J’ai ouvert le réfrigérateur et l’odeur… était comme celle d’un sous-sol après une pluie. L’oignon, qui hier était vif, piquant et plein de caractère, était devenu une masse molle et flasque. Mon mari a haussé les épaules : « Au moins, il ne s’abîmera pas. » Et je suis restée là, un couteau à la main, sentant que quelque chose se gâtait, non seulement dans l’oignon, mais aussi pendant la cuisson.
On se dispute toujours à ce sujet. Il est pour l’ordre et le froid. Moi, pour le goût et la vie. « Tout dans le réfrigérateur est frais », dit-il. Et je me dis toujours : frais ne veut pas dire vivant. Certains aliments ne supportent pas le froid. Ils ont une mémoire de la chaleur. Et les oignons en font partie.

J’ai décidé de vérifier si je me trompais. J’ai disposé les oignons : une partie dans le garde-manger, une autre au réfrigérateur. Une semaine plus tard, j’ai ouvert le tiroir. Ils étaient froids – humides, moelleux, avec une odeur âcre, presque chimique. Ceux exposés à l’air sont secs, fermes, avec ce même « cœur d’oignon ». Quand on les coupe, le jus craque comme du verre sous un couteau.
Pourquoi ? C’est simple et à la fois choquant. Le froid détruit les cellules, et l’humidité les fait pourrir de l’intérieur. L’humidité est comme un faux soin : elle semble protéger, mais elle affaiblit. Les oignons ne sont pas des fleurs ; ils n’ont pas besoin de serre. Ils aiment la fraîcheur, mais pas le froid. L’air frais, l’ombre, l’espace. Pas un récipient en plastique où ils ne peuvent pas respirer.
Je me suis souvenue comment ma grand-mère conservait les oignons. Dans un vieux panier en osier, près de la fenêtre. Parfois, elle les retournait et les triait, comme un être vivant. Jamais au réfrigérateur. Et le goût de son bortsch est impossible à reproduire. Peut-être n’était-ce pas la recette, mais son respect des choses simples ?

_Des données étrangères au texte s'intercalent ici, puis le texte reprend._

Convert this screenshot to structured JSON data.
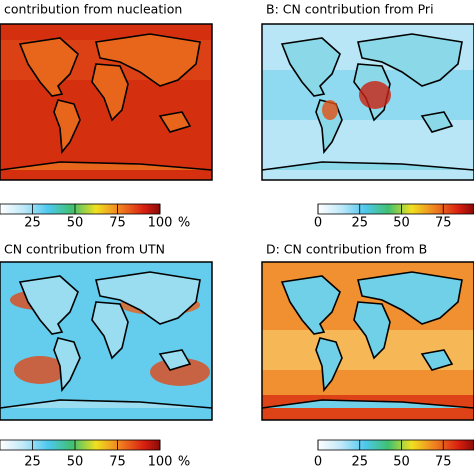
{
  "panels": [
    {
      "title": "contribution from nucleation",
      "ticks": [
        25,
        50,
        75,
        100
      ],
      "unit": "%",
      "lim": [
        0,
        100
      ]
    },
    {
      "title": "B: CN contribution from Pri",
      "ticks": [
        0,
        25,
        50,
        75
      ],
      "lim": [
        0,
        100
      ]
    },
    {
      "title": "CN contribution from UTN",
      "ticks": [
        25,
        50,
        75,
        100
      ],
      "unit": "%",
      "lim": [
        0,
        100
      ]
    },
    {
      "title": "D: CN contribution from B",
      "ticks": [
        0,
        25,
        50,
        75
      ],
      "lim": [
        0,
        100
      ]
    }
  ]
}
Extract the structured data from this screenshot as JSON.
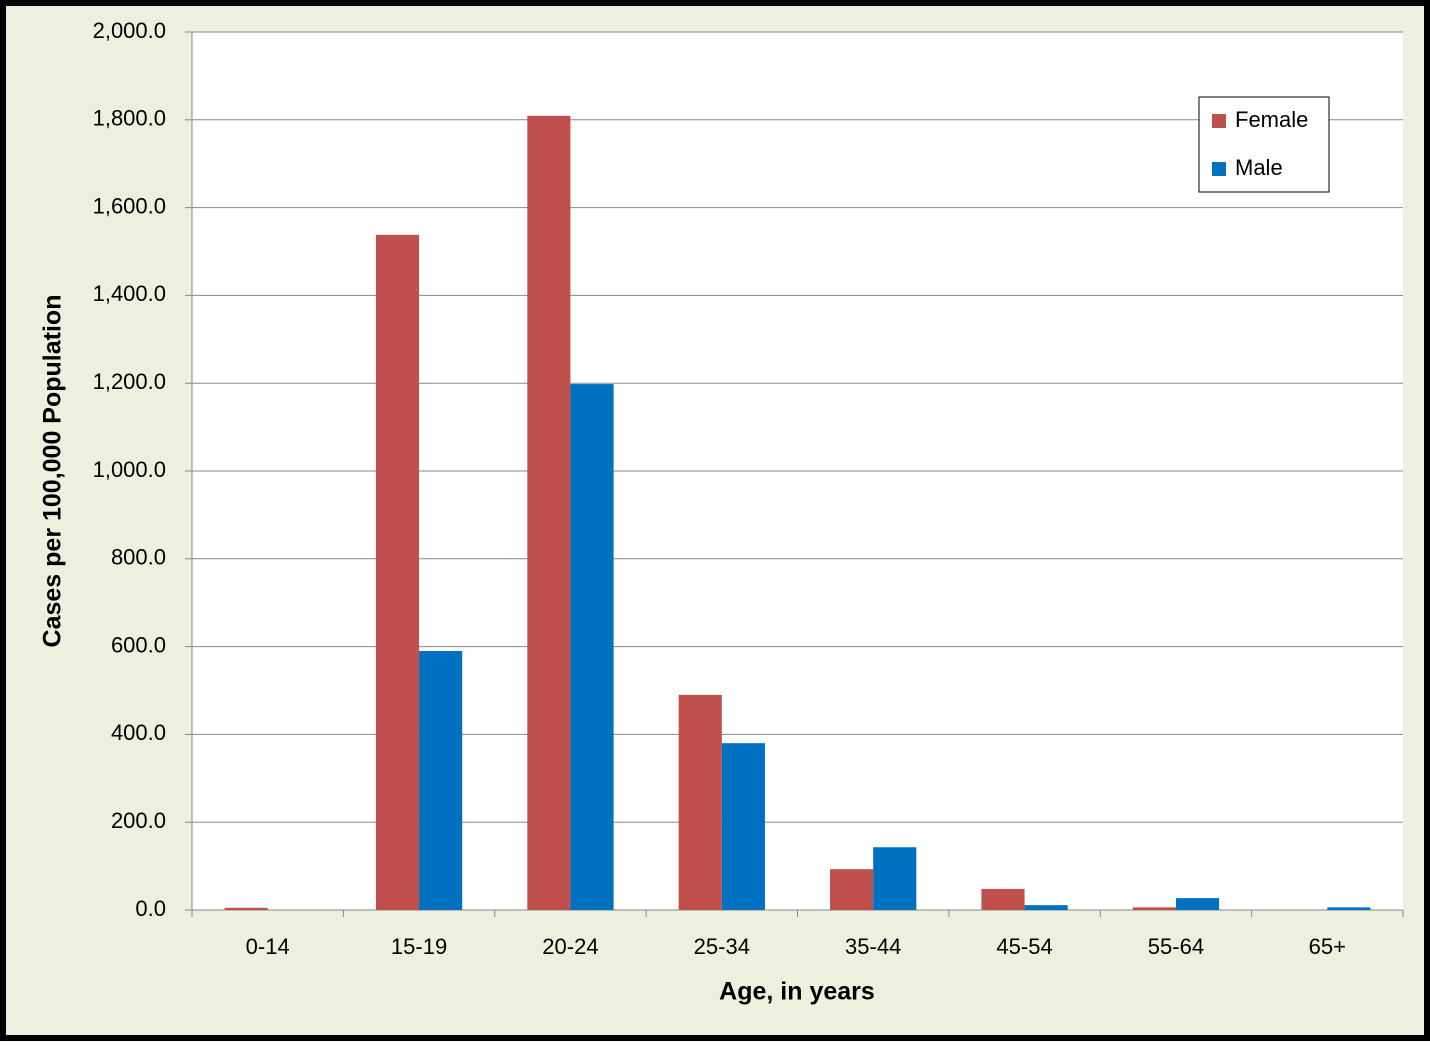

Un jour, j’ai finalement essayé de convaincre mon mari. « Goûte-la toi-même », dis-je en lui tendant deux assiettes identiques. L’une était faite avec des oignons du réfrigérateur, l’autre avec ceux du garde-manger. Il goûta les deux en silence. Il resta silencieux un long moment. Puis il dit : « La première avait un goût stérile. La seconde sentait bon la maison.»
Nous avons ri, mais quelque chose en moi a fait tilt. Il ne s’agit pas d’oignons. Il s’agit de la façon dont nous tuons les êtres vivants par commodité. Comment nous échangeons le goût contre la conservation, l’arôme contre l’ordre, la vie contre le contrôle. Le froid n’est pas toujours une bénédiction. Parfois, il rend le monde un peu plus mort.
Avez-vous déjà remarqué comme la nourriture qui traîne au réfrigérateur perd sa voix ? Elle ne crie pas, ne chante pas, ne sent pas. Elle devient « fonctionnelle ». Et pourtant, la cuisine est une scène où les ingrédients devraient faire du bruit.
Maintenant, mes oignons sont dans le panier, comme il se doit. Parfois, ils germent, et je ne me fâche pas, au contraire. C’est leur façon de me le rappeler : ils sont vivants. J’adore cette sensation : quand on coupe un oignon et que l’air devient vif, comme une révélation.
Mon mari met encore de temps en temps quelques oignons au réfrigérateur. Je ne discute pas. Qu’il voie par lui-même. Qu’il ressente la différence entre un repas froid et une vie bien au chaud.
Et peut-être comprendra-t-il, comme moi à l’époque :
certaines choses ont juste besoin d’être laissées tranquilles,
pour qu’elles puissent être elles-mêmes.